The immense blossom of silent fire sent a small spray of glowing junk flying through local space, the super-heated cloud's edges shrinking. The pure white of the destructive field of energy faded and shrank before oozing into a cowl of plasma, dragged forward by the fractal hive, un-slowed.

The blast carved out significant depressions in the hive’s surface but panels rotated into place to refresh the structure, presenting an unblemished front to its quarry within seconds.

“Six percent reduction in mass but no change in speed or electrical activity I won’t pass on what it’s saying but in summary it’s exhibiting a temper Do you have a lot more of those missiles Posey?”

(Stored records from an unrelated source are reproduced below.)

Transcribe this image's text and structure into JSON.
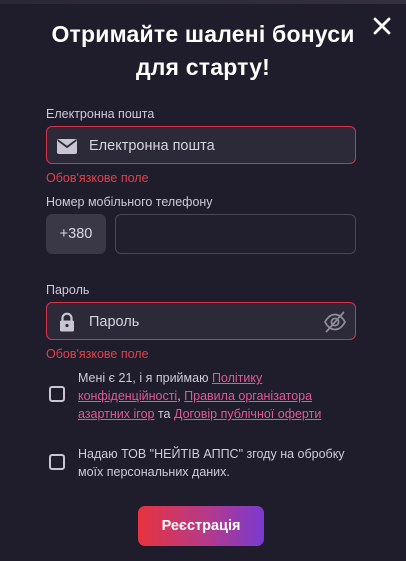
{
  "title": "Отримайте шалені бонуси для старту!",
  "email": {
    "label": "Електронна пошта",
    "placeholder": "Електронна пошта",
    "value": "",
    "error": "Обов'язкове поле",
    "icon": "envelope-icon"
  },
  "phone": {
    "label": "Номер мобільного телефону",
    "prefix": "+380",
    "value": ""
  },
  "password": {
    "label": "Пароль",
    "placeholder": "Пароль",
    "value": "",
    "error": "Обов'язкове поле",
    "icon": "lock-icon",
    "toggle_icon": "eye-off-icon"
  },
  "consent": {
    "checked": false,
    "text_1": "Мені є 21, і я приймаю ",
    "link_privacy": "Політику конфіденційності",
    "sep_1": ", ",
    "link_rules": "Правила організатора азартних ігор",
    "sep_2": " та ",
    "link_offer": "Договір публічної оферти"
  },
  "data_consent": {
    "checked": false,
    "text": "Надаю ТОВ \"НЕЙТІВ АППС\" згоду на обробку моїх персональних даних."
  },
  "register_button": "Реєстрація",
  "colors": {
    "background": "#1f1c2b",
    "error": "#e0424a",
    "link": "#e05a9a",
    "button_gradient_start": "#e8333e",
    "button_gradient_end": "#7a3ad0"
  }
}
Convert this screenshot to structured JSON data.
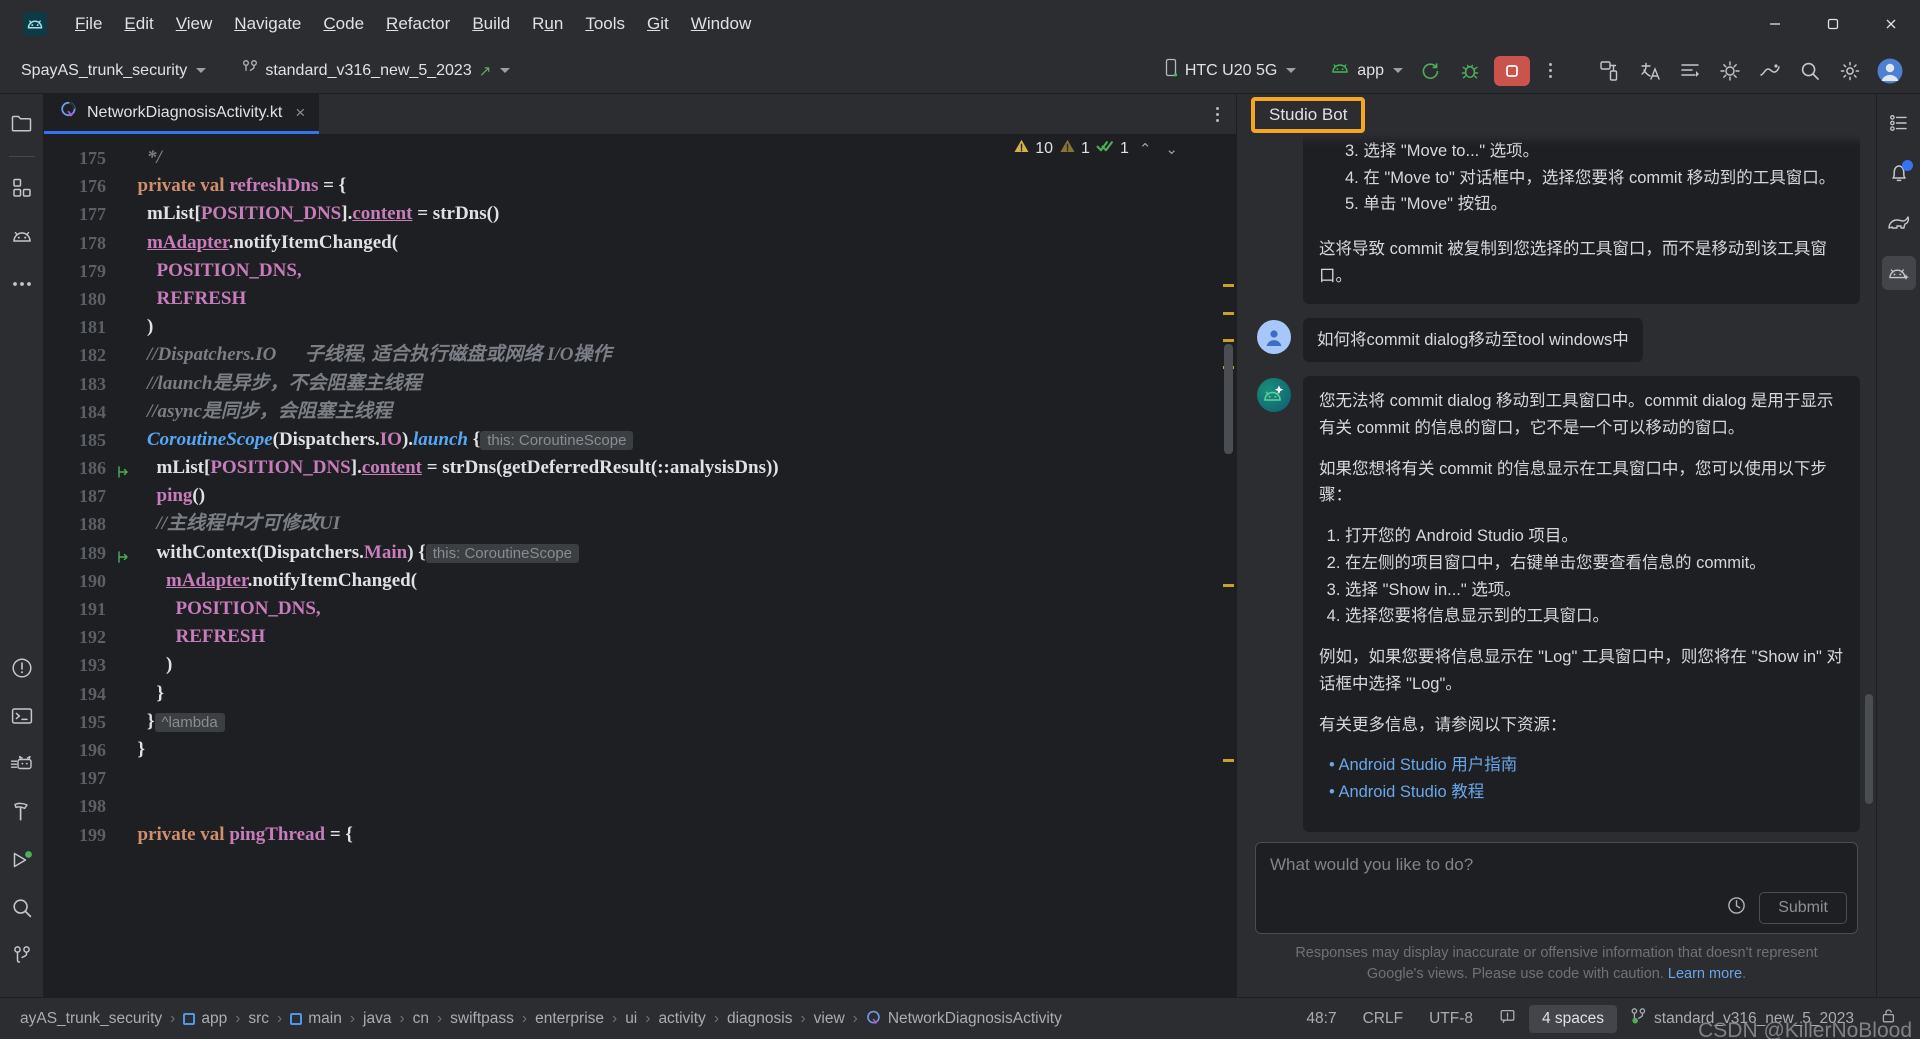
{
  "app": {
    "logo_icon": "android-logo-icon",
    "menu": [
      {
        "label": "File",
        "mnemonic": "F"
      },
      {
        "label": "Edit",
        "mnemonic": "E"
      },
      {
        "label": "View",
        "mnemonic": "V"
      },
      {
        "label": "Navigate",
        "mnemonic": "N"
      },
      {
        "label": "Code",
        "mnemonic": "C"
      },
      {
        "label": "Refactor",
        "mnemonic": "R"
      },
      {
        "label": "Build",
        "mnemonic": "B"
      },
      {
        "label": "Run",
        "mnemonic": "u"
      },
      {
        "label": "Tools",
        "mnemonic": "T"
      },
      {
        "label": "Git",
        "mnemonic": "G"
      },
      {
        "label": "Window",
        "mnemonic": "W"
      }
    ],
    "window_controls": [
      "minimize",
      "maximize",
      "close"
    ]
  },
  "toolbar": {
    "project_name": "SpayAS_trunk_security",
    "branch_name": "standard_v316_new_5_2023",
    "device": "HTC U20 5G",
    "run_config": "app",
    "icons": [
      "sync-icon",
      "debug-icon",
      "stop-icon",
      "more-icon",
      "device-manager-icon",
      "translate-icon",
      "layout-inspector-icon",
      "profiler-icon",
      "logcat-icon",
      "search-icon",
      "settings-icon",
      "account-icon"
    ]
  },
  "left_sidebar": {
    "items": [
      {
        "name": "project-icon",
        "label": "Project"
      },
      {
        "name": "structure-icon",
        "label": "Structure"
      },
      {
        "name": "android-resource-icon",
        "label": "Resource Manager"
      },
      {
        "name": "more-tool-windows-icon",
        "label": "More tool windows"
      }
    ],
    "bottom_items": [
      {
        "name": "problems-icon",
        "label": "Problems"
      },
      {
        "name": "terminal-icon",
        "label": "Terminal"
      },
      {
        "name": "logcat-icon",
        "label": "Logcat"
      },
      {
        "name": "build-icon",
        "label": "Build"
      },
      {
        "name": "run-icon",
        "label": "Run"
      },
      {
        "name": "find-icon",
        "label": "Find"
      },
      {
        "name": "git-icon",
        "label": "Git"
      }
    ]
  },
  "right_sidebar": {
    "items": [
      {
        "name": "notifications-list-icon",
        "label": "Notifications"
      },
      {
        "name": "bell-icon",
        "label": "Events",
        "badge": true
      },
      {
        "name": "gradle-icon",
        "label": "Gradle"
      },
      {
        "name": "studio-bot-icon",
        "label": "Studio Bot",
        "active": true
      }
    ]
  },
  "editor": {
    "tab": {
      "filename": "NetworkDiagnosisActivity.kt",
      "icon": "kotlin-class-icon",
      "close": "×"
    },
    "inspections": {
      "warnings": "10",
      "weak_warnings": "1",
      "checks": "1",
      "up": "⌃",
      "down": "⌄"
    },
    "first_line": 175,
    "lines": [
      {
        "n": 175,
        "tokens": [
          {
            "t": "    ",
            "c": "k-plain"
          },
          {
            "t": "*/",
            "c": "k-cmt"
          }
        ]
      },
      {
        "n": 176,
        "tokens": [
          {
            "t": "  ",
            "c": "k-plain"
          },
          {
            "t": "private val ",
            "c": "k-kw"
          },
          {
            "t": "refreshDns",
            "c": "k-prop"
          },
          {
            "t": " = {",
            "c": "k-plain"
          }
        ]
      },
      {
        "n": 177,
        "tokens": [
          {
            "t": "    ",
            "c": "k-plain"
          },
          {
            "t": "mList",
            "c": "k-plain"
          },
          {
            "t": "[",
            "c": "k-plain"
          },
          {
            "t": "POSITION_DNS",
            "c": "k-prop"
          },
          {
            "t": "].",
            "c": "k-plain"
          },
          {
            "t": "content",
            "c": "k-under"
          },
          {
            "t": " = strDns()",
            "c": "k-plain"
          }
        ]
      },
      {
        "n": 178,
        "tokens": [
          {
            "t": "    ",
            "c": "k-plain"
          },
          {
            "t": "mAdapter",
            "c": "k-under"
          },
          {
            "t": ".notifyItemChanged(",
            "c": "k-plain"
          }
        ]
      },
      {
        "n": 179,
        "tokens": [
          {
            "t": "      ",
            "c": "k-plain"
          },
          {
            "t": "POSITION_DNS,",
            "c": "k-prop"
          }
        ]
      },
      {
        "n": 180,
        "tokens": [
          {
            "t": "      ",
            "c": "k-plain"
          },
          {
            "t": "REFRESH",
            "c": "k-prop"
          }
        ]
      },
      {
        "n": 181,
        "tokens": [
          {
            "t": "    )",
            "c": "k-plain"
          }
        ]
      },
      {
        "n": 182,
        "tokens": [
          {
            "t": "    ",
            "c": "k-plain"
          },
          {
            "t": "//Dispatchers.IO      子线程, 适合执行磁盘或网络 I/O操作",
            "c": "k-cmt"
          }
        ]
      },
      {
        "n": 183,
        "tokens": [
          {
            "t": "    ",
            "c": "k-plain"
          },
          {
            "t": "//launch是异步，不会阻塞主线程",
            "c": "k-cmt"
          }
        ]
      },
      {
        "n": 184,
        "tokens": [
          {
            "t": "    ",
            "c": "k-plain"
          },
          {
            "t": "//async是同步，会阻塞主线程",
            "c": "k-cmt"
          }
        ]
      },
      {
        "n": 185,
        "tokens": [
          {
            "t": "    ",
            "c": "k-plain"
          },
          {
            "t": "CoroutineScope",
            "c": "k-blue"
          },
          {
            "t": "(Dispatchers.",
            "c": "k-plain"
          },
          {
            "t": "IO",
            "c": "k-prop"
          },
          {
            "t": ").",
            "c": "k-plain"
          },
          {
            "t": "launch",
            "c": "k-blue"
          },
          {
            "t": " {",
            "c": "k-plain"
          },
          {
            "t": "this: CoroutineScope",
            "c": "hint"
          }
        ]
      },
      {
        "n": 186,
        "marker": "branch",
        "tokens": [
          {
            "t": "      ",
            "c": "k-plain"
          },
          {
            "t": "mList",
            "c": "k-plain"
          },
          {
            "t": "[",
            "c": "k-plain"
          },
          {
            "t": "POSITION_DNS",
            "c": "k-prop"
          },
          {
            "t": "].",
            "c": "k-plain"
          },
          {
            "t": "content",
            "c": "k-under"
          },
          {
            "t": " = strDns(getDeferredResult(::analysisDns))",
            "c": "k-plain"
          }
        ]
      },
      {
        "n": 187,
        "tokens": [
          {
            "t": "      ",
            "c": "k-plain"
          },
          {
            "t": "ping",
            "c": "k-prop"
          },
          {
            "t": "()",
            "c": "k-plain"
          }
        ]
      },
      {
        "n": 188,
        "tokens": [
          {
            "t": "      ",
            "c": "k-plain"
          },
          {
            "t": "//主线程中才可修改UI",
            "c": "k-cmt"
          }
        ]
      },
      {
        "n": 189,
        "marker": "branch",
        "tokens": [
          {
            "t": "      ",
            "c": "k-plain"
          },
          {
            "t": "withContext(Dispatchers.",
            "c": "k-plain"
          },
          {
            "t": "Main",
            "c": "k-prop"
          },
          {
            "t": ") {",
            "c": "k-plain"
          },
          {
            "t": "this: CoroutineScope",
            "c": "hint"
          }
        ]
      },
      {
        "n": 190,
        "tokens": [
          {
            "t": "        ",
            "c": "k-plain"
          },
          {
            "t": "mAdapter",
            "c": "k-under"
          },
          {
            "t": ".notifyItemChanged(",
            "c": "k-plain"
          }
        ]
      },
      {
        "n": 191,
        "tokens": [
          {
            "t": "          ",
            "c": "k-plain"
          },
          {
            "t": "POSITION_DNS,",
            "c": "k-prop"
          }
        ]
      },
      {
        "n": 192,
        "tokens": [
          {
            "t": "          ",
            "c": "k-plain"
          },
          {
            "t": "REFRESH",
            "c": "k-prop"
          }
        ]
      },
      {
        "n": 193,
        "tokens": [
          {
            "t": "        )",
            "c": "k-plain"
          }
        ]
      },
      {
        "n": 194,
        "tokens": [
          {
            "t": "      }",
            "c": "k-plain"
          }
        ]
      },
      {
        "n": 195,
        "tokens": [
          {
            "t": "    }",
            "c": "k-plain"
          },
          {
            "t": "^lambda",
            "c": "hint"
          }
        ]
      },
      {
        "n": 196,
        "tokens": [
          {
            "t": "  }",
            "c": "k-plain"
          }
        ]
      },
      {
        "n": 197,
        "tokens": [
          {
            "t": "",
            "c": "k-plain"
          }
        ]
      },
      {
        "n": 198,
        "tokens": [
          {
            "t": "",
            "c": "k-plain"
          }
        ]
      },
      {
        "n": 199,
        "tokens": [
          {
            "t": "  ",
            "c": "k-plain"
          },
          {
            "t": "private val ",
            "c": "k-kw"
          },
          {
            "t": "pingThread",
            "c": "k-prop"
          },
          {
            "t": " = {",
            "c": "k-plain"
          }
        ]
      }
    ]
  },
  "studio_bot": {
    "title": "Studio Bot",
    "title_highlight_color": "#f5a623",
    "first_partial_message": {
      "list": [
        "3. 选择 \"Move to...\" 选项。",
        "4. 在 \"Move to\" 对话框中，选择您要将 commit 移动到的工具窗口。",
        "5. 单击 \"Move\" 按钮。"
      ],
      "paragraph": "这将导致 commit 被复制到您选择的工具窗口，而不是移动到该工具窗口。"
    },
    "messages": [
      {
        "role": "user",
        "avatar": "user-avatar-icon",
        "text": "如何将commit dialog移动至tool windows中"
      },
      {
        "role": "bot",
        "avatar": "studio-bot-avatar-icon",
        "paragraphs": [
          "您无法将 commit dialog 移动到工具窗口中。commit dialog 是用于显示有关 commit 的信息的窗口，它不是一个可以移动的窗口。",
          "如果您想将有关 commit 的信息显示在工具窗口中，您可以使用以下步骤："
        ],
        "steps": [
          "打开您的 Android Studio 项目。",
          "在左侧的项目窗口中，右键单击您要查看信息的 commit。",
          "选择 \"Show in...\" 选项。",
          "选择您要将信息显示到的工具窗口。"
        ],
        "paragraph_after": "例如，如果您要将信息显示在 \"Log\" 工具窗口中，则您将在 \"Show in\" 对话框中选择 \"Log\"。",
        "resources_intro": "有关更多信息，请参阅以下资源：",
        "resources": [
          "Android Studio 用户指南",
          "Android Studio 教程"
        ]
      }
    ],
    "input": {
      "placeholder": "What would you like to do?",
      "history_icon": "clock-history-icon",
      "submit_label": "Submit"
    },
    "disclaimer": "Responses may display inaccurate or offensive information that doesn't represent Google's views. Please use code with caution.",
    "disclaimer_link": "Learn more",
    "disclaimer_period": "."
  },
  "statusbar": {
    "breadcrumbs": [
      {
        "label": "ayAS_trunk_security",
        "icon": null
      },
      {
        "label": "app",
        "icon": "module-icon"
      },
      {
        "label": "src",
        "icon": null
      },
      {
        "label": "main",
        "icon": "module-icon"
      },
      {
        "label": "java",
        "icon": null
      },
      {
        "label": "cn",
        "icon": null
      },
      {
        "label": "swiftpass",
        "icon": null
      },
      {
        "label": "enterprise",
        "icon": null
      },
      {
        "label": "ui",
        "icon": null
      },
      {
        "label": "activity",
        "icon": null
      },
      {
        "label": "diagnosis",
        "icon": null
      },
      {
        "label": "view",
        "icon": null
      },
      {
        "label": "NetworkDiagnosisActivity",
        "icon": "kotlin-class-icon"
      }
    ],
    "separator": "›",
    "caret_position": "48:7",
    "line_separator": "CRLF",
    "encoding": "UTF-8",
    "read_only_icon": "lock-indicator-icon",
    "indent": "4 spaces",
    "branch": "standard_v316_new_5_2023",
    "branch_icon": "git-branch-icon",
    "lock_icon": "lock-icon"
  },
  "watermark": "CSDN @KillerNoBlood"
}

“...Nope. I have a sun-imploder but beyond requiring the approval of three dozen people to deploy it, we’d either be caught before it went off or destroyed in the blast ourselves. Just out of curiosity, what does it do if it catches you? I’m not saying it’s just playing tag, but if it tucked us into a landing bay maybe we could fight our way to--”

“It literally chews you to bits with a jagged Mandelbrot maw the size of North America,” Liam blurted, raking fingers through his sweat-damp hair.

“Heard, understood, acknowledged. ...Shit.”